Yijun Pan ¹ Bin Ren ^2* Lijuan Chen ^2* Qiang Li ^1*

• ¹ Guiyang Maternal and child Health Care Hospital, Guiyang, China
• ² Shanghai Nyuen Biotechnology Co., Ltd., Shanghai, China

Recently, mutations have been identified in six genes (PIGA, PIGY, PIGO, PGAP2, PIGW and PGAP3) encoding proteins in the Glycosyl phosphatidylinositol(GPI)-anchor-synthesis pathway in individuals with hyperphosphatasia with impaired intellectual development syndrome(HPMRS).Reports involving the rare pathogenic gene, post-GPI attachment to proteins 2 (PGAP2) are quite limited. In this study, we reported two patients with PGAP2 variants related neurodevelopmental disorders from Asian population.
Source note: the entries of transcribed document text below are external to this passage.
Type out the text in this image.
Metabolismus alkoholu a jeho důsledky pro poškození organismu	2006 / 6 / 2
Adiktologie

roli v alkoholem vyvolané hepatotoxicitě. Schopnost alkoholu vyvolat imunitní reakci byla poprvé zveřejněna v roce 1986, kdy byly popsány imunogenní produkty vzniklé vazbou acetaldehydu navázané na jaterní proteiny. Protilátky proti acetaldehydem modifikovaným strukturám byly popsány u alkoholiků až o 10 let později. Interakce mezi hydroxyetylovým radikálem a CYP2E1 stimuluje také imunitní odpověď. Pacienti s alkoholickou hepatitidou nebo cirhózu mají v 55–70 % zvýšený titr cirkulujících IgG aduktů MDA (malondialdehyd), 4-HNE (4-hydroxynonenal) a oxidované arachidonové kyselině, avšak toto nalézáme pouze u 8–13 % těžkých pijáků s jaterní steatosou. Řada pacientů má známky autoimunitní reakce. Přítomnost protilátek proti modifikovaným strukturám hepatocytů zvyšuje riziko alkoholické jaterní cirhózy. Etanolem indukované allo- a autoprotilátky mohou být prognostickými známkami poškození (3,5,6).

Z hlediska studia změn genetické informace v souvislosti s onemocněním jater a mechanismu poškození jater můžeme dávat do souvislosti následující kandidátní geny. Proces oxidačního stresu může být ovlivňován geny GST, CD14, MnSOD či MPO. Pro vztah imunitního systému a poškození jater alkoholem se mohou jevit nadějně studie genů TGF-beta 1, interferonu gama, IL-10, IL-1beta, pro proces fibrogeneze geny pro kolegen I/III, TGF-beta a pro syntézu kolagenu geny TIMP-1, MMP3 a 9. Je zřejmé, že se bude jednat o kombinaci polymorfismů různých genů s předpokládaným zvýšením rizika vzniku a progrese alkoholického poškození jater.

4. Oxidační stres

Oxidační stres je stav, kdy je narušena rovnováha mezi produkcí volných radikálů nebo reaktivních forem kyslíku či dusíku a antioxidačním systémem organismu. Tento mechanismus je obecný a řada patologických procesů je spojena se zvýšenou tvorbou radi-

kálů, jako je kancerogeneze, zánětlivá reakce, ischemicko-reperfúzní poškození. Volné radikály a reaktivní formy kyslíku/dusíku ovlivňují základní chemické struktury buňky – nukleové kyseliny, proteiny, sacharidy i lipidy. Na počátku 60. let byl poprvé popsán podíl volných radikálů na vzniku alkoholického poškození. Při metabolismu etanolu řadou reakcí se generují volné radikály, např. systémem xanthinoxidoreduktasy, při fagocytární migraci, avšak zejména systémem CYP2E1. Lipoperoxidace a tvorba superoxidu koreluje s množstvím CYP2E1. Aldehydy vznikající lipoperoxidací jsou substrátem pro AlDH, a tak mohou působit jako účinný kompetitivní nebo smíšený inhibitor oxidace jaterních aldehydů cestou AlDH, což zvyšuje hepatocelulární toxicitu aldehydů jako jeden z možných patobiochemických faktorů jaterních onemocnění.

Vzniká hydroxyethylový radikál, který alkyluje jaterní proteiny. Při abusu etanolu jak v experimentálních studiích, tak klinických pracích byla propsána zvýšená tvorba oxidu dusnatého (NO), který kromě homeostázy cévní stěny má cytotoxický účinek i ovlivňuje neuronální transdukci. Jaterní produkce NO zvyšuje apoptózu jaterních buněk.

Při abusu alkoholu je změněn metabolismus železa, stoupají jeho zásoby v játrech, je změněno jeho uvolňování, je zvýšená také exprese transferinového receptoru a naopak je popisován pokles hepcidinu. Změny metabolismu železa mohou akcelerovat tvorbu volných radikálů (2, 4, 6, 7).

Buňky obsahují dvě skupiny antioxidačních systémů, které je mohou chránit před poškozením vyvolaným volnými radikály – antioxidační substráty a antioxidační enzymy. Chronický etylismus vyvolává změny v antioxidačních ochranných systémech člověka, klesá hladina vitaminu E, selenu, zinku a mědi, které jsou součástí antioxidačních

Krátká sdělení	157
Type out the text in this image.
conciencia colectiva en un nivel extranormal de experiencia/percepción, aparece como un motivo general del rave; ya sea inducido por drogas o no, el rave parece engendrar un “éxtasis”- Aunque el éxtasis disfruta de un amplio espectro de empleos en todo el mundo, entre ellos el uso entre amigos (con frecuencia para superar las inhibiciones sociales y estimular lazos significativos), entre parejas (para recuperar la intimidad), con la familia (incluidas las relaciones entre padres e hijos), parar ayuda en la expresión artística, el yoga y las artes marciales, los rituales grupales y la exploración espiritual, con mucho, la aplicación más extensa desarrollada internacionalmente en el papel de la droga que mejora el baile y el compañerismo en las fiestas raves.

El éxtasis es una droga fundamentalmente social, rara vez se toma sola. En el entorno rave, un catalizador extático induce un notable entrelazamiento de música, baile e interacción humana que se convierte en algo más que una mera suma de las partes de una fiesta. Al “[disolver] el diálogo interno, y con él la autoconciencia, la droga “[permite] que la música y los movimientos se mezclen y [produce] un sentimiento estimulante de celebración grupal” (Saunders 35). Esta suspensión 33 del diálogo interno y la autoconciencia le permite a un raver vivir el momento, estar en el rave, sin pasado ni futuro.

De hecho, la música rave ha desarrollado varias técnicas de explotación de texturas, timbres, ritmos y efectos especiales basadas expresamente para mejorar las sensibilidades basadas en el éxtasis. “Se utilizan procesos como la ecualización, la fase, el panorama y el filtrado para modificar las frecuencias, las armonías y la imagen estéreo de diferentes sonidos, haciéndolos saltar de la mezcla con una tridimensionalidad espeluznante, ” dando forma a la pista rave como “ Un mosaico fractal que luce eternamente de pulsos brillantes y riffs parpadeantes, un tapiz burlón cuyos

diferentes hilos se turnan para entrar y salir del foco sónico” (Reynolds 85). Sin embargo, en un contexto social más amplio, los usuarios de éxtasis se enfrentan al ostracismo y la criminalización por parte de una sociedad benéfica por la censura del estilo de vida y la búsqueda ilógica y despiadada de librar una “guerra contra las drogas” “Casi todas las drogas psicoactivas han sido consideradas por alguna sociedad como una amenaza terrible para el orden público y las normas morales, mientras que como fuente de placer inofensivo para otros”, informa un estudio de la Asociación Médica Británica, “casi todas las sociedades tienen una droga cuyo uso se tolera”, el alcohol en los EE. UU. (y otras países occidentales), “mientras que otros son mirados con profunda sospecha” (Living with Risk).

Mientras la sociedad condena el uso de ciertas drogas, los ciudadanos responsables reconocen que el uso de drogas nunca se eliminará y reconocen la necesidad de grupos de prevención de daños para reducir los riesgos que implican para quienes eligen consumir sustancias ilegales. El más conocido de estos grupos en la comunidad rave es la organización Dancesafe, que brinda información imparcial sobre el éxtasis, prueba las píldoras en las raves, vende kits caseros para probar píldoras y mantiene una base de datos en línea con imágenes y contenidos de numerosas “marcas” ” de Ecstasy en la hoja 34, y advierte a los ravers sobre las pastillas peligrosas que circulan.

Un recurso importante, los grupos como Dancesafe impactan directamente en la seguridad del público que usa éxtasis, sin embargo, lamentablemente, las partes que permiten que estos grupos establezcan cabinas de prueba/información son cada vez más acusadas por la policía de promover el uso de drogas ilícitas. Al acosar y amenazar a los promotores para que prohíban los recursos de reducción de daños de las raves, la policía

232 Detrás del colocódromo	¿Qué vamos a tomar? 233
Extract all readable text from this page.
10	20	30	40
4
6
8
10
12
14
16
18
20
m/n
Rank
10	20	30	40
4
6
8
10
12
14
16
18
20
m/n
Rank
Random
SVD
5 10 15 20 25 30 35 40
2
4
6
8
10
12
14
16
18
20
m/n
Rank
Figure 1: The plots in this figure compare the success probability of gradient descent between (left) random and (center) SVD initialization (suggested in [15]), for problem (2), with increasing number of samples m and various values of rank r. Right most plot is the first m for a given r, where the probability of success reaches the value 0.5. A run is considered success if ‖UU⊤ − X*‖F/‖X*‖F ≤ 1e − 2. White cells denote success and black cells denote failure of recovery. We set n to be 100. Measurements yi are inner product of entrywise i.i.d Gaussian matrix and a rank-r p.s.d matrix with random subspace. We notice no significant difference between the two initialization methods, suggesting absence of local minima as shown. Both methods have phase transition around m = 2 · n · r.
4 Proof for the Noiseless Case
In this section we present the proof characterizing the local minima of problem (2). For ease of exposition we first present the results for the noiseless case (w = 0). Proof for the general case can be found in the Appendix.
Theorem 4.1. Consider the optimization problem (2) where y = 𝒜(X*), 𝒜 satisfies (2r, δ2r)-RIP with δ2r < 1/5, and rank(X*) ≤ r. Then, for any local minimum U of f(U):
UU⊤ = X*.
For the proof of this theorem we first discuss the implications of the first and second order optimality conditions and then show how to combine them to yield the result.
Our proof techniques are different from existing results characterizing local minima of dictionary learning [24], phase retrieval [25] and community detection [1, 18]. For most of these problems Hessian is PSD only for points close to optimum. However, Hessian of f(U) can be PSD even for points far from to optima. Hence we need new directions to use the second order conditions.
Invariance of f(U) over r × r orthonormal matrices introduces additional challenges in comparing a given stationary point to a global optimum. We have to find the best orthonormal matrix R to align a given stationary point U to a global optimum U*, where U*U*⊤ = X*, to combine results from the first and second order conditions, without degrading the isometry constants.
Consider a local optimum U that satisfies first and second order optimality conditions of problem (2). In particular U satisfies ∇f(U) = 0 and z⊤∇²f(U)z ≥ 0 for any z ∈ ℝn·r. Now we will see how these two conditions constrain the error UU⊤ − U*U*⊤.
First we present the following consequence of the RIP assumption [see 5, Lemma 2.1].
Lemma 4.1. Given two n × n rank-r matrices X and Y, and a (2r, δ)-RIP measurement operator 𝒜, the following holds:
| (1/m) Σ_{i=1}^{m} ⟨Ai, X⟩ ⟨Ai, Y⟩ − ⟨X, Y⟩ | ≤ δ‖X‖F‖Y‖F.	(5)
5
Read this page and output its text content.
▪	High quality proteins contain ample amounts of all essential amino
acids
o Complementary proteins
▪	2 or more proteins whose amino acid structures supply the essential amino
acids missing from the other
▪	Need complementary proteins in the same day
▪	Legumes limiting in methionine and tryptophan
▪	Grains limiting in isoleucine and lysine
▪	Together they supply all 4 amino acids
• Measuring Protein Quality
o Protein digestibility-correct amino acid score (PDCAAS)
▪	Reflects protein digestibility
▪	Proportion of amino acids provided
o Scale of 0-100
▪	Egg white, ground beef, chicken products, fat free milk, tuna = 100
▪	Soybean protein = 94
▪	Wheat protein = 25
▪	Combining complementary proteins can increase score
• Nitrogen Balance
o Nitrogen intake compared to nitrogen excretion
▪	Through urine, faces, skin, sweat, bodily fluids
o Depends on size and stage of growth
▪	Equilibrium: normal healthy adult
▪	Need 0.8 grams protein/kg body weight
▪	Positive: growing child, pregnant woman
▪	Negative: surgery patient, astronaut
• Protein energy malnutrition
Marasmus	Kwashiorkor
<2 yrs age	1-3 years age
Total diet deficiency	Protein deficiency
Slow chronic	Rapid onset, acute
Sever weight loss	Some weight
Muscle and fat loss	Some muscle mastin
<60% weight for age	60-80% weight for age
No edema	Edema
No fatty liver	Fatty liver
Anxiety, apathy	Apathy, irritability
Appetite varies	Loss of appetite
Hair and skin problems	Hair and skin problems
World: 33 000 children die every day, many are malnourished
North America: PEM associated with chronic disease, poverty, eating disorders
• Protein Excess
The proband, onset of epileptic spasms at 5 months, concurrently with global developmental dalay, facial malformation and elevated alkaline phosphatase. His younger sister, onset of epileptic spasms at 2 months, having similar clinical features as the proband.Their phenotypes are consistent with PGAP2 related diseases. The two missense variants (c.686C＞ T (p.Ala229Val) and c.677C＞T (p.Thr226Ile) ) in PGAP2 gene found in this family were segregation with the disease, while c.677C＞T (p.Thr226Ile) was a novel variant. All the two patients showed a positive response to ACTH treatment and high-dose pyridoxine. In summary, this study contributes to expanding the pathogenic variant spectrum of PGAP2 related HPMRS, and provides new insights into the treatment.